Question

Use the methods of this section to sketch several members of the given family of curves. What do the members have in common? How do they differ from each other?

67. \(f\left( x \right) = {x^4} - cx\), \(c > 0\)

Short answer

As \(c\) increases, the members of the family have one local minimum point with increasing \(x\)-coordinate and decreasing \(y\)-coordinate

Step-by-step solution

Polynomial Functions

The term polynomial function refers to functions that have formed \(f\left( x \right) = {a_0} + {a_1}x + {a_2}{x^2} + {a_{n - 1}}{x^{n - 1}} + {a_n}{x^n}\). Therefore, the polynomial functions of degree \(1,2,3\), and others, depending on the value of \(n\left( {n \in {\mathbb{Z}^ + }} \right)\).

Find the first derivative and second derivative of the function

The given function is \(f\left( x \right) = {x^4} - cx\).

So, first derivation the above function with respect to \(x\) as:

\(\begin{aligned}{c}\frac{d}{{dx}}\left( {f\left( x \right)} \right) = \frac{d}{{dx}}\left( {{x^4} - cx} \right)\\f'\left( x \right) = \frac{d}{{dx}}\left( {{x^4}} \right) - \frac{d}{{dx}}\left( {cx} \right)\\ = 4{x^3} - c\end{aligned}\)
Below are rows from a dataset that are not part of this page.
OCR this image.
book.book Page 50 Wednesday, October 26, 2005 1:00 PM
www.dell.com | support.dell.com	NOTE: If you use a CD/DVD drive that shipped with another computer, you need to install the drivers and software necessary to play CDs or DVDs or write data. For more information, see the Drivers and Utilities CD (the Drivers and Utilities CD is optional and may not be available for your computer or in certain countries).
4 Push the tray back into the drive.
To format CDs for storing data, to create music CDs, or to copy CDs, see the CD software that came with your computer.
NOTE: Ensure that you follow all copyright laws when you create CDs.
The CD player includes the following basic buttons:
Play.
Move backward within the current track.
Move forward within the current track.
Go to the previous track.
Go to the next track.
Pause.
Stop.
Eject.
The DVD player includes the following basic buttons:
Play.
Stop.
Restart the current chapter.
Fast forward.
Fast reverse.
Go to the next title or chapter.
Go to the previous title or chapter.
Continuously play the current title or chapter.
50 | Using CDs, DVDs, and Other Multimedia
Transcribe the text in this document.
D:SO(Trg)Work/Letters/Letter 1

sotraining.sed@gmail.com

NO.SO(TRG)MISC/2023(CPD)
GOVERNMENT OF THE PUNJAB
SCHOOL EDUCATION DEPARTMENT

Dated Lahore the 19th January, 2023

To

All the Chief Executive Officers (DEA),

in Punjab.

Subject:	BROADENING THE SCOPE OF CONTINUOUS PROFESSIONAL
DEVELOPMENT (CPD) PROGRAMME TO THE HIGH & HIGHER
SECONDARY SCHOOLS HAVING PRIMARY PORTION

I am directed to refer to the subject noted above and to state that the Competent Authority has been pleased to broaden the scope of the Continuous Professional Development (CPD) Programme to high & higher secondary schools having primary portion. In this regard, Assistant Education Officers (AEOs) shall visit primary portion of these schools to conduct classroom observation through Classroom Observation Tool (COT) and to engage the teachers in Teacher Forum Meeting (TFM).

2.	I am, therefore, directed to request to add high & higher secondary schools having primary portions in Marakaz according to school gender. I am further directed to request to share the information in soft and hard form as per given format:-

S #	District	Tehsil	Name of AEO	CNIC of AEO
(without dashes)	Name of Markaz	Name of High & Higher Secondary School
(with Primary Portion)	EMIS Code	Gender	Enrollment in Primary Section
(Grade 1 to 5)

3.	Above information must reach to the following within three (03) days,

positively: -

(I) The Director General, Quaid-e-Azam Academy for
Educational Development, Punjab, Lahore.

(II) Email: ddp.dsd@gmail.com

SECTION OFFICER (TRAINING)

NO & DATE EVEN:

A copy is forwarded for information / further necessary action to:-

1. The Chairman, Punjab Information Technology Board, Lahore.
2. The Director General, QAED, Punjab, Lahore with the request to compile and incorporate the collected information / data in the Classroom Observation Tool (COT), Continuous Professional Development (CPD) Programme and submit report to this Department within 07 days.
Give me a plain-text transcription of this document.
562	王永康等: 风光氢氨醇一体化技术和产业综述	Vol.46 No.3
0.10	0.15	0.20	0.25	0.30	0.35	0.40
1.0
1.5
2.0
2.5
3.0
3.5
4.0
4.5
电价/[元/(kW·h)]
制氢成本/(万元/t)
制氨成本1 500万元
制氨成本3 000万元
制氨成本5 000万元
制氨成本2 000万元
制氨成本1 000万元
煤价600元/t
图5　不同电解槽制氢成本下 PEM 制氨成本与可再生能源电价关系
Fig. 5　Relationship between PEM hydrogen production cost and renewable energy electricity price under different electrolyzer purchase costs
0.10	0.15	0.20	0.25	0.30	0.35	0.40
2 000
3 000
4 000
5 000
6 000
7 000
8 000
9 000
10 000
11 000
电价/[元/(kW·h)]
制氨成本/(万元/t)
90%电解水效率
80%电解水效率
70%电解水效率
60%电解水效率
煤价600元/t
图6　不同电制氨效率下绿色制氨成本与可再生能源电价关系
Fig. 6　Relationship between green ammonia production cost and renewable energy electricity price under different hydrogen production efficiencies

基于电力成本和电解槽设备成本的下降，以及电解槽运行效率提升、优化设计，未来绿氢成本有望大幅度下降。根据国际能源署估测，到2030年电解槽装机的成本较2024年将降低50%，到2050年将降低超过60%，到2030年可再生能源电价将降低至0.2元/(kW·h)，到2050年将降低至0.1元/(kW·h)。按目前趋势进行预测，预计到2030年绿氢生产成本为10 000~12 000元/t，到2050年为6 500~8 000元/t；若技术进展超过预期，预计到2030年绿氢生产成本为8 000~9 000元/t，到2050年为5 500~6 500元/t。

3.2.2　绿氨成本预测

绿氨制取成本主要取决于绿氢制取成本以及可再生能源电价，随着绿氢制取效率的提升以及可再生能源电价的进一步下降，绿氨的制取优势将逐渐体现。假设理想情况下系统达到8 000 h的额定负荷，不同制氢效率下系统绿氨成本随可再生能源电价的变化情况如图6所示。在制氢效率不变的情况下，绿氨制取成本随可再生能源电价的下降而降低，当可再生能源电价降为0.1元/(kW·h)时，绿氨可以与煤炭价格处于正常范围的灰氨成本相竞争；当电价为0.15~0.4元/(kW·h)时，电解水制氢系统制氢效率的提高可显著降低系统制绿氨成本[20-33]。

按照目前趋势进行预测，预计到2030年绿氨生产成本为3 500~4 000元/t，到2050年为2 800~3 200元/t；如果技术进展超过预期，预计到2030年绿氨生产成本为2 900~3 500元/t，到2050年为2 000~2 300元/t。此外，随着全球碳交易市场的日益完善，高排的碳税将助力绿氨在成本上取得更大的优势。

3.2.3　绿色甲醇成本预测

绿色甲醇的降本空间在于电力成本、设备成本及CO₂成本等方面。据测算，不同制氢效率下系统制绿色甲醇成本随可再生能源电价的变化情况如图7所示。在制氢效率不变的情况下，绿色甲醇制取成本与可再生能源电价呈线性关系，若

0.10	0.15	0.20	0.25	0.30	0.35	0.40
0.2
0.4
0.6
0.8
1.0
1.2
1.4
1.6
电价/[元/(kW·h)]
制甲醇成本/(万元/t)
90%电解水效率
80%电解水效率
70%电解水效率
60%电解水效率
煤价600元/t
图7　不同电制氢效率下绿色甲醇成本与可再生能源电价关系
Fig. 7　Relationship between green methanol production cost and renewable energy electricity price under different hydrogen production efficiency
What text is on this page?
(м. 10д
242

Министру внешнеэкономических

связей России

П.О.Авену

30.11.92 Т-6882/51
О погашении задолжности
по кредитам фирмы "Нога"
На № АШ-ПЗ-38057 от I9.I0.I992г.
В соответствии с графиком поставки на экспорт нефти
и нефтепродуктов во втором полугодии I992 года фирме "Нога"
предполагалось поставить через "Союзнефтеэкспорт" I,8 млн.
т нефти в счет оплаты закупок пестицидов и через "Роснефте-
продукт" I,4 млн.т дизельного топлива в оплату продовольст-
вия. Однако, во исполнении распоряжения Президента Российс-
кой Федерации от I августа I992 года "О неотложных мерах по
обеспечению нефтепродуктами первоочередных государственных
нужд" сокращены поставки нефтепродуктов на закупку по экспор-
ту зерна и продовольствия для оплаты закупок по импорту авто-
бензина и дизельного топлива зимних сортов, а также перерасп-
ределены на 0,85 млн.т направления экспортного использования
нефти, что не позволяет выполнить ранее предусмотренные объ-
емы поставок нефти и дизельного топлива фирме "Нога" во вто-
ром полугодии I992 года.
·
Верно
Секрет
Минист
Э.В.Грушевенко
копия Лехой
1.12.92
Now, find the second derivative of the above function as:

\(\begin{aligned}{c}\frac{d}{{dx}}\left( {f'\left( x \right)} \right) = \frac{d}{{dx}}\left( {4{x^3} - c} \right)\\f''\left( x \right) = \frac{d}{{dx}}\left( {4{x^3}} \right) - \frac{d}{{dx}}\left( c \right)\\ = 12{x^2}\end{aligned}\)

Increasing or Decreasing Test

Now, by the above first derivative solution, it can be predicted that \(f\left( x \right)\) is increasing when \(f'\left( x \right) > 0\) and decreasing when \(f'\left( x \right) < 0\).

So, \(f\left( x \right)\) is decreasing on \(\left( { - \infty ,{{\left( {\frac{c}{4}} \right)}^{\frac{1}{3}}}} \right)\) and increasing on \(\left( {{{\left( {\frac{c}{4}} \right)}^{\frac{1}{3}}},\infty } \right)\).

Find local maximum

For the continuous function, the local maximum occurs when the graph changes from increasing to decreasing.

The given function is continuous at all points because it is a polynomial. Since the graph is increasing on \(f\left( x \right)\) is decreasing on \(\left( { - \infty ,{{\left( {\frac{c}{4}} \right)}^{\frac{1}{3}}}} \right)\)and increasing on \(\left( {{{\left( {\frac{c}{4}} \right)}^{\frac{1}{3}}},\infty } \right)\).

So, there will be no local maximum because the graph never increases to decrease at any point.

Find local minimum

For the continuous function, the local minimum occurs when the graph changes from decreasing to increasing.

The given function is continuous at all points because it is a polynomial. Since the graph is increasing on \(f\left( x \right)\) is decreasing on \(\left( { - \infty ,{{\left( {\frac{c}{4}} \right)}^{\frac{1}{3}}}} \right)\)and increasing on \(\left( {{{\left( {\frac{c}{4}} \right)}^{\frac{1}{3}}},\infty } \right)\).

So, the local minimum will be at \(x = {\left( {\frac{c}{4}} \right)^{\frac{1}{3}}}\).

Find the interval

As, it can be observed that at\(f''\left( x \right) > 0\)the function \(f\left( x \right)\) is concave up and the function \(f\left( x \right)\) is concave down at \(f''\left( x \right) < 0\).

Therefore, \(f\left( x \right)\) is concave up on \(\left( { - \infty ,0} \right) \cup \left( {0,\infty } \right)\).

Find the inflection point

Now identify the inflection point of our function. It should be known that inflection occurs when two conditions are met: The graph is continuous at the point, the concavity changes at that point.

So, as it is known that the graph is never concave down, therefore there is no inflection point.

Draw the curve

The member of this family has one local minimum point with increasing \(x\)-coordinate and decreasing \(y\)-coordinate as \(c\) increases.